La mondialisation est-elle un phénomène nouveau ?

Beaucoup d’auteurs assurent qu’il n’en est rien et n’hésitent pas à la faire remonter à la Renaissance, à la découverte du Nouveau Monde, voire à l’empire romain. D’autres présentent la mondialisation comme liée à l’émergence de la modernité.

On ne partagera pas cette façon de voir, qui masque ce qu’il y a de rigoureusement inédit dans ce qu’on appelle aujourd’hui la mondialisation.
En marquant le passage d’une économie internationale à une économie globalisée, la mondialisation actuelle crée un espace sans extérieur. Il n’y a plus d’extériorité par rapport à laquelle on pourrait définir le système auquel elle correspond, dans la mesure même où celui-ci tend à envahir tout le champ social. En d’autres termes, il n’y a plus d’ailleurs.

En outre, dans le passé, l’internationalisation des échanges n’a jamais exigé l’intégration des diverses communautés humaines dans une « société de marché » où le marché serait la référence paradigmatique de tous les rapports sociaux. Il y avait internationalisation des marchés, au sens où les capitaux pouvaient circuler plus librement, mais cette libre circulation n’empêchait pas les États d’exister.

La plupart des systèmes capitalistes avaient eux-mêmes un ancrage national : le capitalisme spéculatif et financier n’avait pas encore pris le relais du capitalisme industriel et marchand. Les acteurs essentiels de la vie internationale étaient encore les états-nations, et c’est dans le cadre des économies nationales que le capital se formait, ce qui n’est plus le cas désormais.

Le trait essentiel de la mondialisation n’est donc pas le phénomène d’ouverture des économies nationales, qui n’est effectivement pas nouveau, mais la perte de réalité de ces entités nationales sous l’effet de la décomposition des espaces de régulation nationaux.

Aujourd’hui, on en est à la soumission totale de la vie à la logique du profit, tandis que l’économique s’impose toujours plus au politique. La continuité historique que certains croient pouvoir observer n’est qu’une illusion.

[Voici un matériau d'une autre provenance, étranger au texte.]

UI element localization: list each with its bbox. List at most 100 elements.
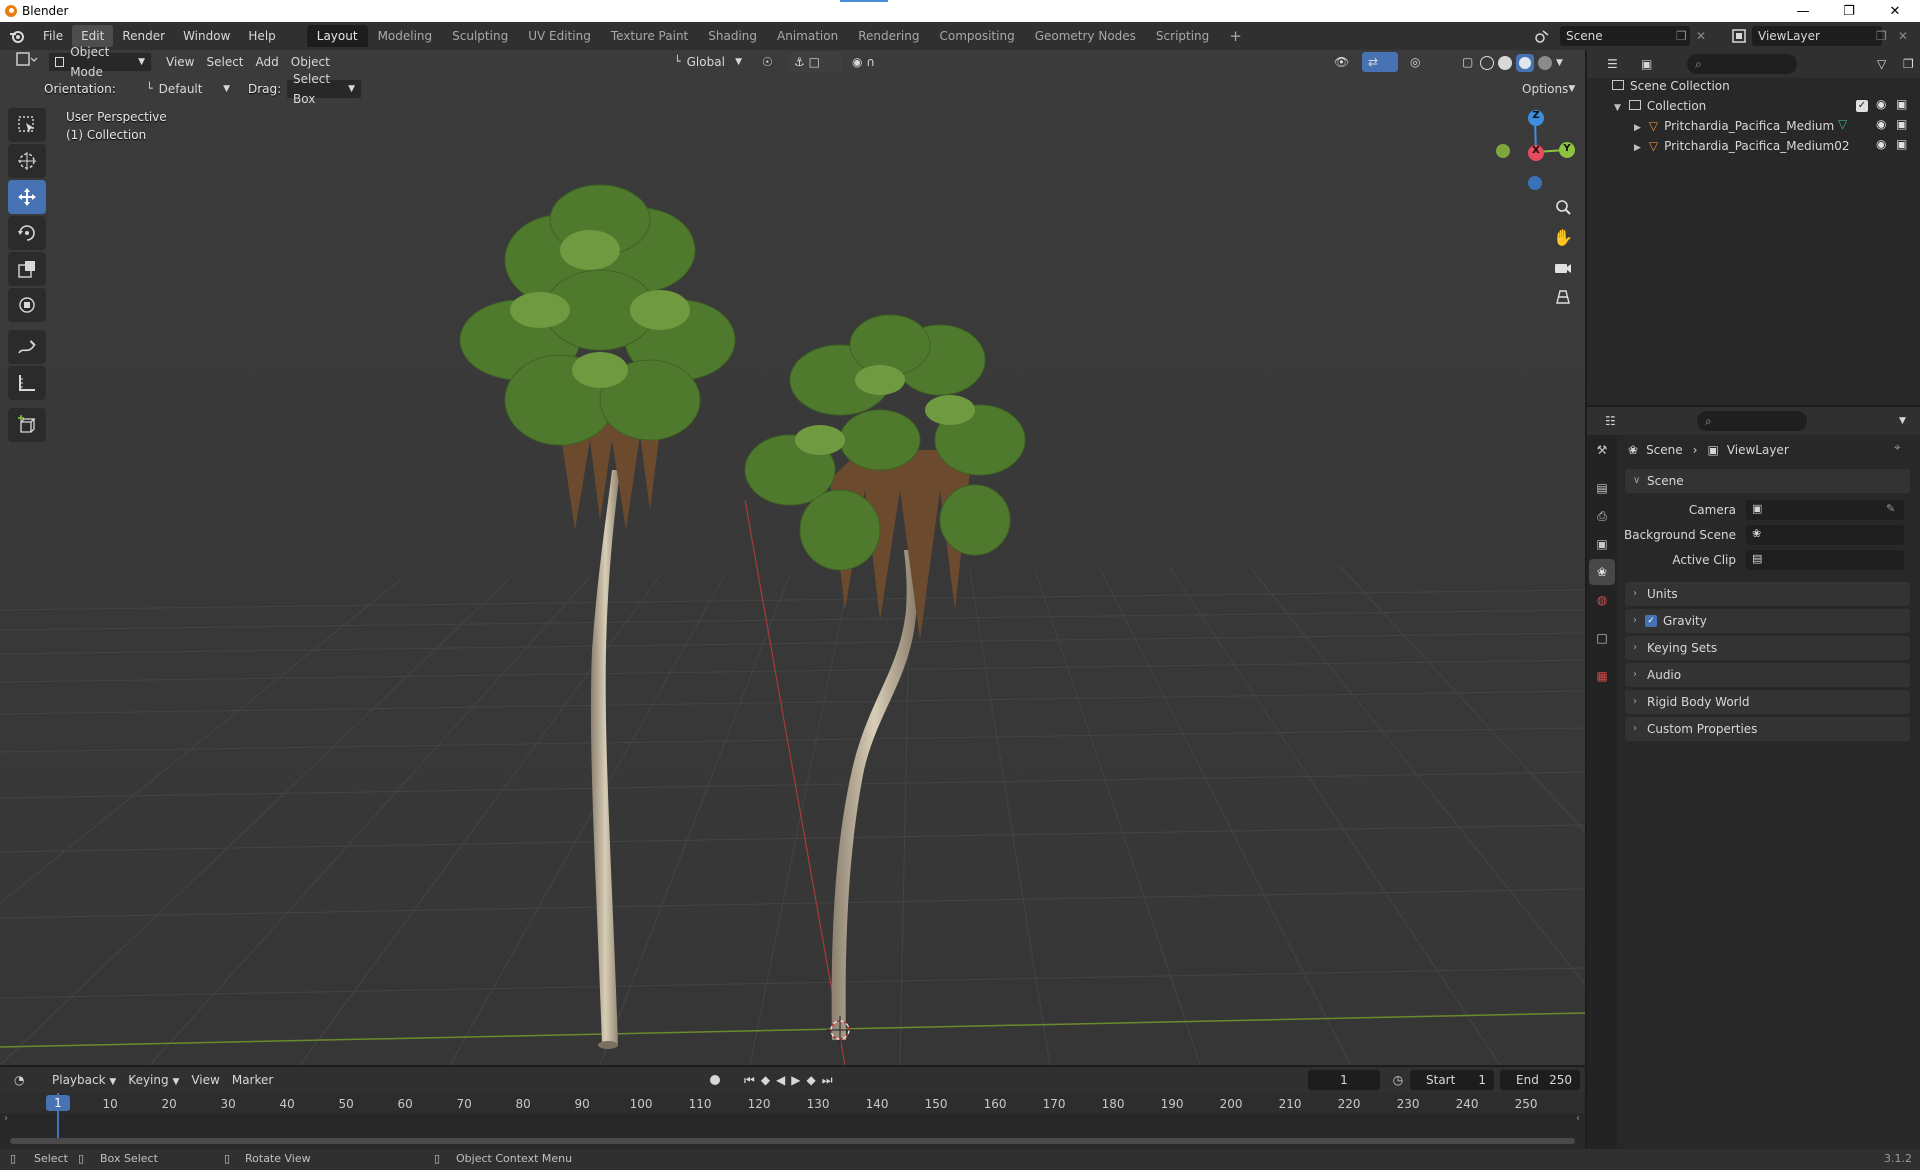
overlays-toggle-icon[interactable]: ◎ (1404, 52, 1440, 72)
new-collection-icon[interactable]: ❐ (1897, 54, 1917, 74)
wireframe-shading-icon[interactable] (1480, 56, 1494, 70)
viewlayer-selector-icon[interactable] (1724, 26, 1754, 46)
play-icon[interactable]: ▶ (791, 1073, 800, 1087)
keying-sets-panel-header[interactable]: › Keying Sets (1625, 636, 1910, 660)
viewlayer-remove-icon[interactable]: ✕ (1898, 26, 1914, 46)
workspace-tab-sculpting[interactable]: Sculpting (442, 25, 518, 47)
outliner-object-row[interactable]: ▶ ▽ Pritchardia_Pacifica_Medium02 (1634, 136, 1904, 156)
visibility-selector-icon[interactable]: 👁 (1328, 52, 1358, 72)
cursor-tool[interactable] (8, 144, 46, 178)
output-tab-icon[interactable]: ⎙ (1589, 503, 1615, 529)
audio-panel-header[interactable]: › Audio (1625, 663, 1910, 687)
timeline-menu-keying[interactable]: Keying ▼ (122, 1070, 185, 1090)
workspace-tab-uv-editing[interactable]: UV Editing (518, 25, 601, 47)
timeline-menu-view[interactable]: View (185, 1070, 225, 1090)
proportional-edit-icon[interactable]: ◉ ∩ (846, 52, 890, 72)
menu-help[interactable]: Help (239, 25, 284, 47)
workspace-tab-rendering[interactable]: Rendering (848, 25, 929, 47)
restore-icon[interactable]: ❐ (1826, 0, 1872, 22)
gravity-panel-header[interactable]: › ✓ Gravity (1625, 609, 1910, 633)
properties-search-input[interactable]: ⌕ (1697, 411, 1807, 431)
zoom-icon[interactable] (1550, 194, 1576, 220)
menu-file[interactable]: File (34, 25, 72, 47)
transform-orientation-dropdown[interactable]: └ Global ▼ (668, 52, 748, 72)
gravity-checkbox[interactable]: ✓ (1645, 615, 1657, 627)
timeline-menu-playback[interactable]: Playback ▼ (46, 1070, 122, 1090)
mode-selector[interactable]: Object Mode ▼ (48, 45, 152, 79)
start-frame-field[interactable]: Start 1 (1410, 1070, 1494, 1090)
add-cube-tool[interactable] (8, 408, 46, 442)
outliner-search-input[interactable]: ⌕ (1687, 54, 1797, 74)
chevron-left-icon[interactable]: ‹ (1576, 1113, 1580, 1124)
camera-view-icon[interactable] (1550, 254, 1576, 280)
outliner-editor-type-icon[interactable]: ☰ (1601, 54, 1631, 74)
material-preview-shading-icon[interactable] (1516, 54, 1534, 72)
render-camera-icon[interactable]: ▣ (1896, 137, 1907, 151)
active-clip-field[interactable]: ▤ (1746, 550, 1904, 570)
eyedropper-icon[interactable]: ✎ (1886, 502, 1895, 515)
workspace-tab-geometry-nodes[interactable]: Geometry Nodes (1025, 25, 1146, 47)
editor-type-icon[interactable] (10, 52, 44, 72)
units-panel-header[interactable]: › Units (1625, 582, 1910, 606)
prev-keyframe-icon[interactable]: ◆ (761, 1073, 770, 1087)
viewport-menu-view[interactable]: View (160, 52, 200, 72)
add-workspace-button[interactable]: + (1219, 25, 1252, 47)
outliner-collection[interactable]: ▼ Collection (1614, 96, 1914, 116)
workspace-tab-scripting[interactable]: Scripting (1146, 25, 1219, 47)
xray-toggle-icon[interactable]: ▢ (1456, 52, 1478, 72)
render-camera-icon[interactable]: ▣ (1896, 97, 1907, 111)
workspace-tab-modeling[interactable]: Modeling (368, 25, 443, 47)
preview-range-clock-icon[interactable]: ◷ (1388, 1070, 1408, 1090)
drag-dropdown[interactable]: Select Box ▼ (286, 72, 362, 106)
scene-remove-icon[interactable]: ✕ (1696, 26, 1710, 46)
playhead-frame-label[interactable]: 1 (46, 1095, 70, 1111)
background-scene-field[interactable]: ❀ (1746, 525, 1904, 545)
select-box-tool[interactable] (8, 108, 46, 142)
viewlayer-new-icon[interactable]: ❐ (1876, 26, 1892, 46)
rotate-tool[interactable] (8, 216, 46, 250)
visibility-eye-icon[interactable]: ◉ (1876, 97, 1886, 111)
render-camera-icon[interactable]: ▣ (1896, 117, 1907, 131)
snap-toggle-icon[interactable]: ⚓ □ (788, 52, 842, 72)
end-frame-field[interactable]: End 250 (1500, 1070, 1580, 1090)
outliner-object-row[interactable]: ▶ ▽ Pritchardia_Pacifica_Medium (1634, 116, 1904, 136)
transform-tool[interactable] (8, 288, 46, 322)
timeline-area[interactable]: 1102030405060708090100110120130140150160… (0, 1093, 1585, 1149)
blender-menu-icon[interactable] (0, 29, 34, 43)
solid-shading-icon[interactable] (1498, 56, 1512, 70)
orientation-dropdown[interactable]: └ Default ▼ (140, 79, 236, 99)
scene-panel-header[interactable]: ∨ Scene (1625, 469, 1910, 493)
annotate-tool[interactable] (8, 330, 46, 364)
chevron-right-icon[interactable]: › (4, 1113, 8, 1124)
world-tab-icon[interactable]: ◍ (1589, 587, 1615, 613)
collection-tab-icon[interactable]: □ (1589, 625, 1615, 651)
pan-hand-icon[interactable]: ✋ (1550, 224, 1576, 250)
rigid-body-world-panel-header[interactable]: › Rigid Body World (1625, 690, 1910, 714)
modifier-icon[interactable]: ▽ (1838, 117, 1847, 131)
filter-icon[interactable]: ▽ (1871, 54, 1897, 74)
move-tool[interactable] (8, 180, 46, 214)
workspace-tab-animation[interactable]: Animation (767, 25, 848, 47)
disclosure-closed-icon[interactable]: ▶ (1634, 123, 1641, 133)
workspace-tab-shading[interactable]: Shading (698, 25, 767, 47)
timeline-menu-marker[interactable]: Marker (226, 1070, 279, 1090)
texture-tab-icon[interactable]: ▦ (1589, 663, 1615, 689)
current-frame-field[interactable]: 1 (1308, 1070, 1380, 1090)
scene-new-icon[interactable]: ❐ (1676, 26, 1690, 46)
jump-start-icon[interactable]: ⏮ (744, 1073, 755, 1088)
viewport-menu-add[interactable]: Add (250, 52, 285, 72)
viewport-menu-select[interactable]: Select (200, 52, 249, 72)
scene-tab-icon[interactable]: ❀ (1589, 559, 1615, 585)
menu-window[interactable]: Window (174, 25, 239, 47)
minimize-icon[interactable]: — (1780, 0, 1826, 22)
play-reverse-icon[interactable]: ◀ (776, 1073, 785, 1087)
workspace-tab-texture-paint[interactable]: Texture Paint (601, 25, 698, 47)
3d-viewport[interactable] (0, 50, 1585, 1065)
visibility-eye-icon[interactable]: ◉ (1876, 137, 1886, 151)
next-keyframe-icon[interactable]: ◆ (807, 1073, 816, 1087)
measure-tool[interactable] (8, 366, 46, 400)
display-mode-icon[interactable]: ▣ (1635, 54, 1665, 74)
viewlayer-name-field[interactable]: ViewLayer (1752, 26, 1882, 46)
scene-selector-icon[interactable] (1522, 26, 1562, 46)
pivot-point-icon[interactable]: ☉ (756, 52, 784, 72)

Une nouvelle page est cependant en passe d’être tournée. La mondialisation est de nos jours critiquée de toutes parts et certains n’hésitent plus à évoquer une « démondialisation » dont les formes et les limites restent à déterminer.

La mondialisation n’est pas irréversible, mais elle a créé une césure irréversible.

L’« après-mondialisation » ne restituera pas le monde d’avant. Plus que la poursuite d’une aventure nationale ou civilisationnelle qui appartient à un cycle désormais achevé, mieux vaut sans doute réfléchir aux conditions possibles d’un nouveau commencement.